More efficient nucleic acid purification procedures are needed not only for routine laboratory handling of low-biomass environmental samples, but also for the development of fully automated, real-time biodetection devices for applications in bioremediation, biological warfare and counter terrorism, microbial ecology, and public health. This study represents the first attempt to apply PNA clamps and PNA oligomers for the affinity purification of DNA and RNA from environmental extracts. Clearly, significantly better solution hybridization conditions for PNA clamps and oligomers relative to DNA oligomers are found in low-ionic-strength buffers. However, the most efficacious nucleic acid extraction buffers for low-biomass samples are currently high-salt formulations (11, 36, 37). First-generation automated systems for environmental analysis, then, will require affinity purification of target nucleic acids from crude environmental extracts in a high-salt buffer, and for this reason the majority of the work reported here is focused on PNA versus DNA probe performance in 0.4 M Na⁺ buffer. Some of our data (e.g., Table 4), however, indicate that DNA probes can also function as affinity purification reagents in a low-ionic-strength buffer; whether or not PNA capture oligomers will outperform DNA oligomers under these conditions must be tested explicitly.

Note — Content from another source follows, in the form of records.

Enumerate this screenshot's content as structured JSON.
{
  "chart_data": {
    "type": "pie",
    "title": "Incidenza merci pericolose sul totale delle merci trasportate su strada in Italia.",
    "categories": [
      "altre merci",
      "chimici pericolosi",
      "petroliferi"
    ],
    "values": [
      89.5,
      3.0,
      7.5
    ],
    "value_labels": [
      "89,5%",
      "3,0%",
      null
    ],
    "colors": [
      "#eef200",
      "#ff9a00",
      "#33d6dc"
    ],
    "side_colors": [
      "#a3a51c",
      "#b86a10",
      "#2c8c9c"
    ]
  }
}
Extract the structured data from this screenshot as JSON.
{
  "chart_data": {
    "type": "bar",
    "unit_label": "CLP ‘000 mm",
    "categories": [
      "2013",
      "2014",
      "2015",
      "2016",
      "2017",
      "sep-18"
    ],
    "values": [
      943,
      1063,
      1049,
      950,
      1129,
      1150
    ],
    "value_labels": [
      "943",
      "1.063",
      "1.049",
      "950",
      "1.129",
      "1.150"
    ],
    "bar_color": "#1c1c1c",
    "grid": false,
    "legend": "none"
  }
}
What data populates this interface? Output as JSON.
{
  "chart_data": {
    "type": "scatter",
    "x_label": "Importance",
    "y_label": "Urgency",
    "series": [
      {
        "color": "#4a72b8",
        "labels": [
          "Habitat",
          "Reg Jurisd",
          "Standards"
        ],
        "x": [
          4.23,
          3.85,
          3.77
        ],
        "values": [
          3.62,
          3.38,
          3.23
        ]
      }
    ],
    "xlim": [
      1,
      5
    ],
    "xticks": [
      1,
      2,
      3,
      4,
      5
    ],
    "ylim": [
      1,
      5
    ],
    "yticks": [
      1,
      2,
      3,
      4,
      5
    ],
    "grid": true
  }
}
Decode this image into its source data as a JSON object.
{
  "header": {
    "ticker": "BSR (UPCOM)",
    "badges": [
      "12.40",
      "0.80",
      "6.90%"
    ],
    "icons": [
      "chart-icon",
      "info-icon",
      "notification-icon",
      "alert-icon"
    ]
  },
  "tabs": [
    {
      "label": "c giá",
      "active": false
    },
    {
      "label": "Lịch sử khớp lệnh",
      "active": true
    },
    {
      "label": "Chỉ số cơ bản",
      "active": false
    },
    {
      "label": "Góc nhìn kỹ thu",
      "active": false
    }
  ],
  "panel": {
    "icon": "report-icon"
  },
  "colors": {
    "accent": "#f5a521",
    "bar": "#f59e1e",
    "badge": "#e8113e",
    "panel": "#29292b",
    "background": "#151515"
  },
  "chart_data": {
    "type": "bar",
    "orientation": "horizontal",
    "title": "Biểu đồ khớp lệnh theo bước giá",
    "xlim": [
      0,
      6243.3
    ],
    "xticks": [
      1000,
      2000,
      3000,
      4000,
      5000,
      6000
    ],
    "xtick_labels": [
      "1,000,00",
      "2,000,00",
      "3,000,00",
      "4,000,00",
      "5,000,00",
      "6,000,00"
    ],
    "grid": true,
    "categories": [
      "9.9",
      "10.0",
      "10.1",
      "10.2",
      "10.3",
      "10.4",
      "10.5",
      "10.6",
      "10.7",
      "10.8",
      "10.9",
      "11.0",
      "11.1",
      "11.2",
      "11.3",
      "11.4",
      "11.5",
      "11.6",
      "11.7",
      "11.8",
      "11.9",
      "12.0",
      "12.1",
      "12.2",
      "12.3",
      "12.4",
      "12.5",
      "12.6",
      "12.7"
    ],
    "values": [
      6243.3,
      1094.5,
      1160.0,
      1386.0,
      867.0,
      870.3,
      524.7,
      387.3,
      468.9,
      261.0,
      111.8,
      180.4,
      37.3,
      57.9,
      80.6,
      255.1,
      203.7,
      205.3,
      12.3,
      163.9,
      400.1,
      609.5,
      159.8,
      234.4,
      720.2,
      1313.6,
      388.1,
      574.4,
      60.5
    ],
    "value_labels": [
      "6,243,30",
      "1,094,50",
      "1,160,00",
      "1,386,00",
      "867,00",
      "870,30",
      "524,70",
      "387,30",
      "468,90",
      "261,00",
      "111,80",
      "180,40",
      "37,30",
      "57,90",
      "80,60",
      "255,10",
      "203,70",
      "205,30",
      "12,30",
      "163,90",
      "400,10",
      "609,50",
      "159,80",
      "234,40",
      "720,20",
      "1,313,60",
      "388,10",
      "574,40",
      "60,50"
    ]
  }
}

Significant interactions between probe type and environmental sample indicate that the best capture probe depends upon the particular sample type (and background DNA concentration). This study indicates that a PNA clamp is more efficacious in recovering target DNA under a low-biomass condition than DNA or PNA oligomers under low-salt conditions, an important result for the analysis of subsurface sediments or routine analysis of aerosol samples for biowarfare agents. Our prior studies also suggest that PNA oligomers have distinct advantages over DNA probes when first tethered to a solid support (14). Thus, target binding to immobilized PNA under low-salt conditions may have certain advantages not only within the context of solid-phase nucleic acid purification strategies, but also as capture-detection probes in a microarray format (56). Under high-salt extraction and purification conditions, however, there was no evidence that PNA probes (clamps or oligomers) recover any more 16S rDNA or rRNA target than a comparable DNA oligomer in any of the environmental extracts tested here. The overall efficacy of PNA probes, then, must ultimately be gauged within the context of the entire bioanalytical process, from sample collection through detection. We will therefore continue to investigate and develop PNA-based bioanalytical techniques for low-biomass environmental samples that exploit the unique biophysical properties of PNA.